Раймон, севший было на свое место, поднялся и, увидев себя в зеркале, опять ужаснулся. Зачем ему оставаться молодым? Он еще мог рассчитывать, что его полюбят, но выбирать уже не приходилось. Все возможно для того, кто сохраняет эфемерный блеск человеческой весны. Пять лет долой, думает Раймон, и он мог бы еще попытать счастья: как никто другой, он знал, что мужчина в пору цветущей молодости способен победить неприязнь, привычки, целомудрие и угрызения совести женщины уже пожившей, ибо самая его молодость пробуждает в ней жадное любопытство. Но теперь он чувствовал себя безоружным и смотрел на свое отражение в зеркале, как накануне битвы смотрел бы на сломанную шпагу.
— Если вы не решаетесь, я пойду сама. Его там спаивают... Как мне его увести? Боже, какой позор!
— Что сказал бы ваш Бертран, если бы увидел вас здесь, рядом со мной, а своего отца там, за стойкой?
— Он бы все понял, он понимает все.
В эту минуту возле стойки послышался шум от падения грузного тела. Раймон бросился туда и попытался с помощью бармена поднять Ларусселя, ноги которого застряли в опрокинутом табурете, а окровавленная рука судорожно сжимала разбитую бутылку. Мария вся дрожала; она накинула отцу Бертрана на плечи меховую шубу и подняла воротник, чтобы скрыть от людей его полиловевшее лицо. Бармен сказал Раймону, уплатившему по счету, что «никогда нельзя знать — вдруг это сердечный приступ», — и почти на руках донес до такси своего грузного клиента — настолько он боялся, чтобы тот не «окочурился» в стенах заведения.
Мария и Раймон, сидя на откидных сиденьях, поддерживали лежащего; на носовом платке, которым была обернута его раненая рука, все шире расплывалось кровавое пятно. Мария причитала:
— Такого с ним еще никогда не бывало... надо было мне помнить, что он не переносит вина... Дайте мне слово, что вы никому не скажете...
Раймон ликовал: с безмерной радостью приветствовал он неожиданный поворот судьбы. Нет, в этот вечер он не расстанется с Марией Кросс. Как глупо было сомневаться в своей счастливой звезде! Хотя зима была уже на исходе, ночь выдалась холодная; выпал мелкий град, покрывший площадь Согласия белым ковром.
Раймон продолжал поддерживать грузную тушу на заднем сиденье, откуда слышались бессвязные слова, перемежавшиеся отрыжкой.

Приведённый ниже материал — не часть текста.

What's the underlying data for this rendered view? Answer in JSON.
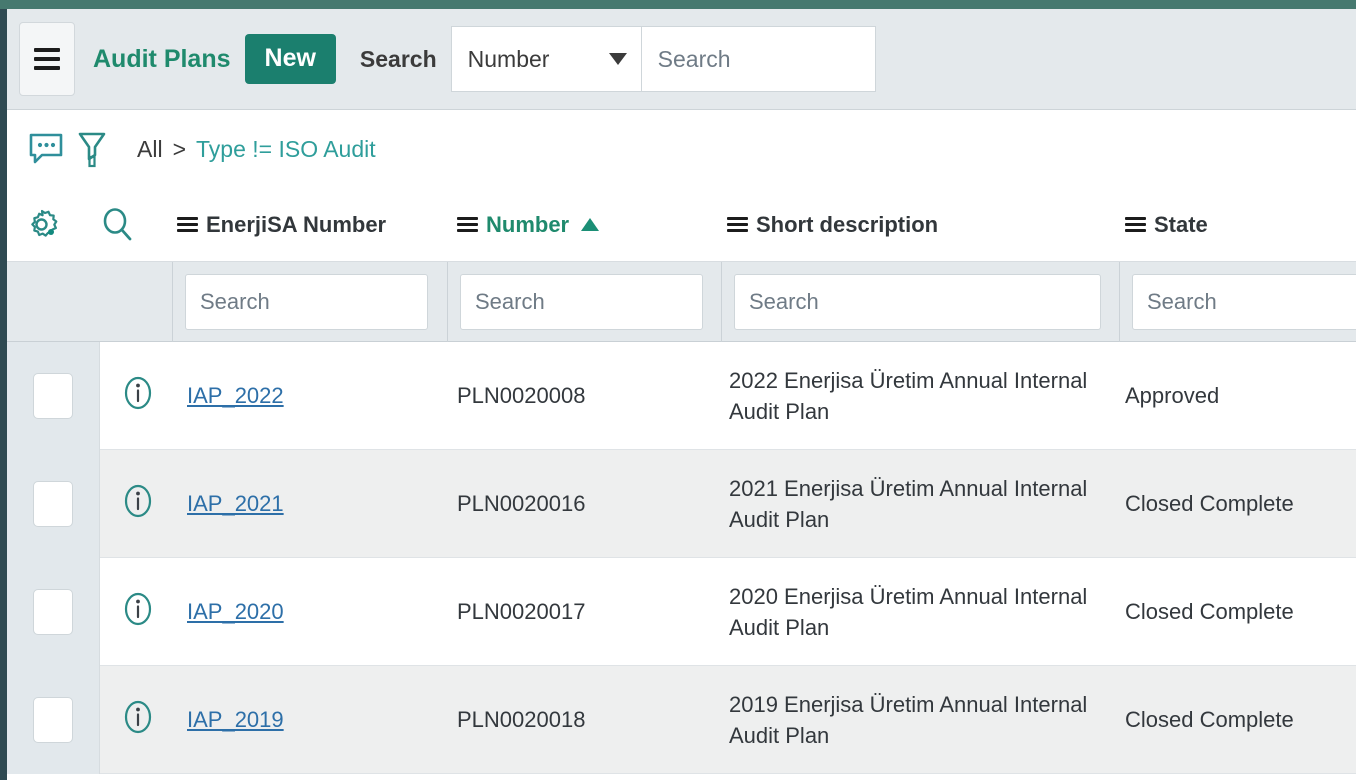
{
  "theme": {
    "top_strip_color": "#46796f",
    "left_rail_color": "#2f4a52",
    "accent_teal": "#1f8a6d",
    "new_button_color": "#1b7f6e",
    "link_color": "#2d6fa8",
    "header_bg": "#e4e9ec"
  },
  "header": {
    "menu_icon": "hamburger-icon",
    "title": "Audit Plans",
    "new_label": "New",
    "search_label": "Search",
    "search_field_selected": "Number",
    "search_field_options": [
      "Number"
    ],
    "search_placeholder": "Search",
    "search_value": "",
    "caret_icon": "chevron-down-icon"
  },
  "toolbar": {
    "comment_icon": "speech-bubble-icon",
    "filter_icon": "funnel-icon",
    "settings_icon": "gear-icon",
    "search_icon": "magnifier-icon",
    "breadcrumb": {
      "root": "All",
      "separator": ">",
      "condition": "Type != ISO Audit"
    }
  },
  "table": {
    "columns": [
      {
        "label": "EnerjiSA Number",
        "sorted": false,
        "sort_dir": "",
        "menu_icon": "column-menu-icon",
        "filter_placeholder": "Search",
        "filter_value": ""
      },
      {
        "label": "Number",
        "sorted": true,
        "sort_dir": "asc",
        "menu_icon": "column-menu-icon",
        "filter_placeholder": "Search",
        "filter_value": ""
      },
      {
        "label": "Short description",
        "sorted": false,
        "sort_dir": "",
        "menu_icon": "column-menu-icon",
        "filter_placeholder": "Search",
        "filter_value": ""
      },
      {
        "label": "State",
        "sorted": false,
        "sort_dir": "",
        "menu_icon": "column-menu-icon",
        "filter_placeholder": "Search",
        "filter_value": ""
      }
    ],
    "rows": [
      {
        "checkbox_checked": false,
        "info_icon": "info-circle-icon",
        "enerjisa_number": "IAP_2022",
        "number": "PLN0020008",
        "short_description": "2022 Enerjisa Üretim Annual Internal Audit Plan",
        "state": "Approved"
      },
      {
        "checkbox_checked": false,
        "info_icon": "info-circle-icon",
        "enerjisa_number": "IAP_2021",
        "number": "PLN0020016",
        "short_description": "2021 Enerjisa Üretim Annual Internal Audit Plan",
        "state": "Closed Complete"
      },
      {
        "checkbox_checked": false,
        "info_icon": "info-circle-icon",
        "enerjisa_number": "IAP_2020",
        "number": "PLN0020017",
        "short_description": "2020 Enerjisa Üretim Annual Internal Audit Plan",
        "state": "Closed Complete"
      },
      {
        "checkbox_checked": false,
        "info_icon": "info-circle-icon",
        "enerjisa_number": "IAP_2019",
        "number": "PLN0020018",
        "short_description": "2019 Enerjisa Üretim Annual Internal Audit Plan",
        "state": "Closed Complete"
      }
    ]
  }
}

Мария открыла флакон с нюхательной солью, и молодой человек с наслаждением вдохнул отдающий уксусом запах; его согревал жар любимого тела, и он пользовался короткими мгновеньями, когда в машину падал свет какого-нибудь фонаря, чтобы пожирать глазами это прекрасное и униженное лицо. Мария взяла в руки массивную голову старика, на которую было страшно смотреть, — в эту минуту она была похожа на Юдифь.
Больше всего на свете она желала сейчас, чтобы консьерж ничего не заметил, и была счастлива воспользоваться услугами Раймона, чтобы дотащить больного до лифта. Уложив его в постель, они увидели, что его рука сильно кровоточит, а зрачки сузились и их почти не видно.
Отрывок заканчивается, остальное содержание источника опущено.